Abstract

We performed bag experiments in a Canadian Shield lake with generally high seston (suspended food particles mainly composed of algae) carbon (C):phosphorus (P) ratios, and investigated the responses of individual and population growth of herbivorous Daphnia dentifera on their abundance with (+P) and without (−P) a phosphorus enrichment to lake water. In both treatments, increased abundance of D. dentifera reduced seston C concentration and was accompanied by decreases in population and individual growth rates. However, P-enrichment increased seston P concentration and then reduced seston C:P ratio from 400–700 to ca 100 (by atoms). As a result, both individual and population growth rates were significantly higher in the +P treatment at all animal abundances even though seston C concentrations were similar between the treatments. The magnitude of the growth enhancement by the P-enrichment was independent of animal abundance.

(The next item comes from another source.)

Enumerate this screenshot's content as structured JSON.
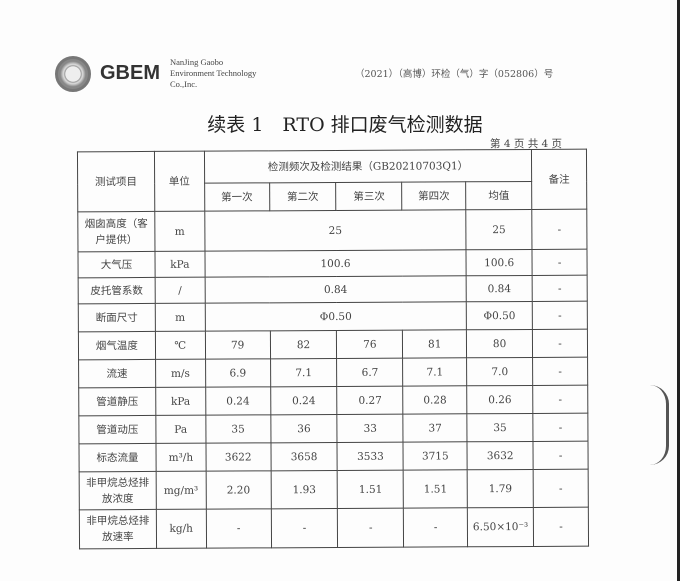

Stepwise regression analyses revealed that 71 and 90% of the variance in the population and individual growth rates, respectively, were explained by seston C and P concentrations, and that the contribution of the seston P concentration was roughly the same as that of seston C. Such joint effects of seston C and P indicate that food quality (P content) as well as food quantity (C concentration) can influence Daphnia not only at the level of individual growth but also at the level of population dynamics in P-limited lakes. Our results thus strongly corroborate the hypothesis that the population development of a key herbivore Daphnia in P-limited Canadian Shield lakes is inhibited by the direct effects of P-limited food on individual growth, which weaken the strength of trophic cascading interactions starting from piscivorous fish through planktivorous fish and zooplankton to algae.